Being a step-parent presents its own challenges in Pfeiffer’s mind.
“The challenge is that you have all of the responsibility of being a parent, but none of the authority of being a parent,” Pfeiffer said. “That particular challenge I think is compounded by the fact that there are no role models that aren’t hostile.”
She said she started seeing some of her frustrations played out in material she was teaching.
“In the opening section of ‘Invisible Man,’ he talks about how his struggle with invisibility is created because other people refuse to see him,” she said. “It’s the blindness of other people that creates his invisibility.”
Living within the margins
Pfeiffer was influenced by the ideas in Eis’s “Marginalia.” Eis describes this work as photographs of early 20th century Greek texts in which American Meta Glass has written her experience with the works in the margins. The notes serve as overlays against a backdrop of sculpture.
In her blog, Pfeiffer writes that many stepmothers can relate to this.
“Many stepmothers feel this way: squeezed into corners, vaguely unwelcome in their own homes, cramped, impaired,” she wrote.
Experiencing loss
Dealing with the detachment of her now adolescent stepdaughter, Pfeiffer is reminded of the loss of her brother, who passed when she was 13.
“My parents aren’t real talkative,” she said. “Once my brother died, we just never spoke about it.”
In the same way that she turned to literature and writing after her brother’s death, she returned again to try and make meaning out of the changes in her life.
“Flash forward 30 years later and I lost, in some ways, my stepdaughter left me at the same age as well,” Pfeiffer said. “It was the echo of that loss of a child at a particular stage in life, that’s what struck me. The work that I’m doing is a kind of interconnected meditation on how we respond to loss.”
Although the stories are different, Eis can see parallels in their two works.
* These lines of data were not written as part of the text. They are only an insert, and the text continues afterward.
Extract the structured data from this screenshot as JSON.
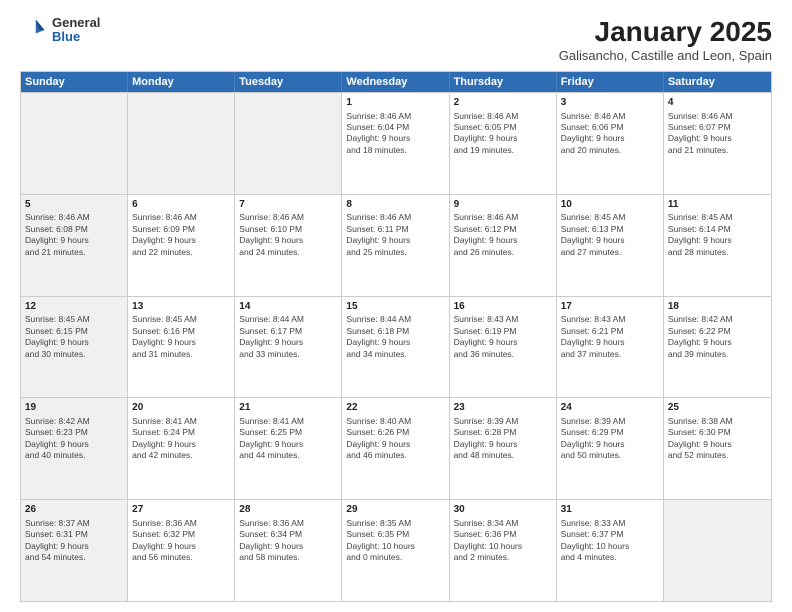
{
  "header": {
    "logo": {
      "general": "General",
      "blue": "Blue"
    },
    "title": "January 2025",
    "subtitle": "Galisancho, Castille and Leon, Spain"
  },
  "calendar": {
    "weekdays": [
      "Sunday",
      "Monday",
      "Tuesday",
      "Wednesday",
      "Thursday",
      "Friday",
      "Saturday"
    ],
    "rows": [
      [
        {
          "day": "",
          "info": "",
          "shaded": true
        },
        {
          "day": "",
          "info": "",
          "shaded": true
        },
        {
          "day": "",
          "info": "",
          "shaded": true
        },
        {
          "day": "1",
          "info": "Sunrise: 8:46 AM\nSunset: 6:04 PM\nDaylight: 9 hours\nand 18 minutes."
        },
        {
          "day": "2",
          "info": "Sunrise: 8:46 AM\nSunset: 6:05 PM\nDaylight: 9 hours\nand 19 minutes."
        },
        {
          "day": "3",
          "info": "Sunrise: 8:46 AM\nSunset: 6:06 PM\nDaylight: 9 hours\nand 20 minutes."
        },
        {
          "day": "4",
          "info": "Sunrise: 8:46 AM\nSunset: 6:07 PM\nDaylight: 9 hours\nand 21 minutes."
        }
      ],
      [
        {
          "day": "5",
          "info": "Sunrise: 8:46 AM\nSunset: 6:08 PM\nDaylight: 9 hours\nand 21 minutes.",
          "shaded": true
        },
        {
          "day": "6",
          "info": "Sunrise: 8:46 AM\nSunset: 6:09 PM\nDaylight: 9 hours\nand 22 minutes."
        },
        {
          "day": "7",
          "info": "Sunrise: 8:46 AM\nSunset: 6:10 PM\nDaylight: 9 hours\nand 24 minutes."
        },
        {
          "day": "8",
          "info": "Sunrise: 8:46 AM\nSunset: 6:11 PM\nDaylight: 9 hours\nand 25 minutes."
        },
        {
          "day": "9",
          "info": "Sunrise: 8:46 AM\nSunset: 6:12 PM\nDaylight: 9 hours\nand 26 minutes."
        },
        {
          "day": "10",
          "info": "Sunrise: 8:45 AM\nSunset: 6:13 PM\nDaylight: 9 hours\nand 27 minutes."
        },
        {
          "day": "11",
          "info": "Sunrise: 8:45 AM\nSunset: 6:14 PM\nDaylight: 9 hours\nand 28 minutes."
        }
      ],
      [
        {
          "day": "12",
          "info": "Sunrise: 8:45 AM\nSunset: 6:15 PM\nDaylight: 9 hours\nand 30 minutes.",
          "shaded": true
        },
        {
          "day": "13",
          "info": "Sunrise: 8:45 AM\nSunset: 6:16 PM\nDaylight: 9 hours\nand 31 minutes."
        },
        {
          "day": "14",
          "info": "Sunrise: 8:44 AM\nSunset: 6:17 PM\nDaylight: 9 hours\nand 33 minutes."
        },
        {
          "day": "15",
          "info": "Sunrise: 8:44 AM\nSunset: 6:18 PM\nDaylight: 9 hours\nand 34 minutes."
        },
        {
          "day": "16",
          "info": "Sunrise: 8:43 AM\nSunset: 6:19 PM\nDaylight: 9 hours\nand 36 minutes."
        },
        {
          "day": "17",
          "info": "Sunrise: 8:43 AM\nSunset: 6:21 PM\nDaylight: 9 hours\nand 37 minutes."
        },
        {
          "day": "18",
          "info": "Sunrise: 8:42 AM\nSunset: 6:22 PM\nDaylight: 9 hours\nand 39 minutes."
        }
      ],
      [
        {
          "day": "19",
          "info": "Sunrise: 8:42 AM\nSunset: 6:23 PM\nDaylight: 9 hours\nand 40 minutes.",
          "shaded": true
        },
        {
          "day": "20",
          "info": "Sunrise: 8:41 AM\nSunset: 6:24 PM\nDaylight: 9 hours\nand 42 minutes."
        },
        {
          "day": "21",
          "info": "Sunrise: 8:41 AM\nSunset: 6:25 PM\nDaylight: 9 hours\nand 44 minutes."
        },
        {
          "day": "22",
          "info": "Sunrise: 8:40 AM\nSunset: 6:26 PM\nDaylight: 9 hours\nand 46 minutes."
        },
        {
          "day": "23",
          "info": "Sunrise: 8:39 AM\nSunset: 6:28 PM\nDaylight: 9 hours\nand 48 minutes."
        },
        {
          "day": "24",
          "info": "Sunrise: 8:39 AM\nSunset: 6:29 PM\nDaylight: 9 hours\nand 50 minutes."
        },
        {
          "day": "25",
          "info": "Sunrise: 8:38 AM\nSunset: 6:30 PM\nDaylight: 9 hours\nand 52 minutes."
        }
      ],
      [
        {
          "day": "26",
          "info": "Sunrise: 8:37 AM\nSunset: 6:31 PM\nDaylight: 9 hours\nand 54 minutes.",
          "shaded": true
        },
        {
          "day": "27",
          "info": "Sunrise: 8:36 AM\nSunset: 6:32 PM\nDaylight: 9 hours\nand 56 minutes."
        },
        {
          "day": "28",
          "info": "Sunrise: 8:36 AM\nSunset: 6:34 PM\nDaylight: 9 hours\nand 58 minutes."
        },
        {
          "day": "29",
          "info": "Sunrise: 8:35 AM\nSunset: 6:35 PM\nDaylight: 10 hours\nand 0 minutes."
        },
        {
          "day": "30",
          "info": "Sunrise: 8:34 AM\nSunset: 6:36 PM\nDaylight: 10 hours\nand 2 minutes."
        },
        {
          "day": "31",
          "info": "Sunrise: 8:33 AM\nSunset: 6:37 PM\nDaylight: 10 hours\nand 4 minutes."
        },
        {
          "day": "",
          "info": "",
          "shaded": true
        }
      ]
    ]
  }
}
“In my piece ‘Try to support me, as I you,’ the hesitant but hopeful gesture of one person physically reaching out to touch another is overlaid with the pleading words,” Eis said. “In one of Pfieffer’s memoir snapshots, she reaches out to her stepdaughter in ever increasing futility. Our disparate narratives connect, converse with and complement each other.”
For her part, Pfeiffer, who has a nine-year-old son of her own, is hoping the healing power of writing can help fill a void. She said the family sees her stepdaughter about every other weekend.
“A big part of my motivation behind the book is I want to write the book in order to heal the loss of her,” she said. “There’s a big hole in our family with her not there in the way that she used to be.”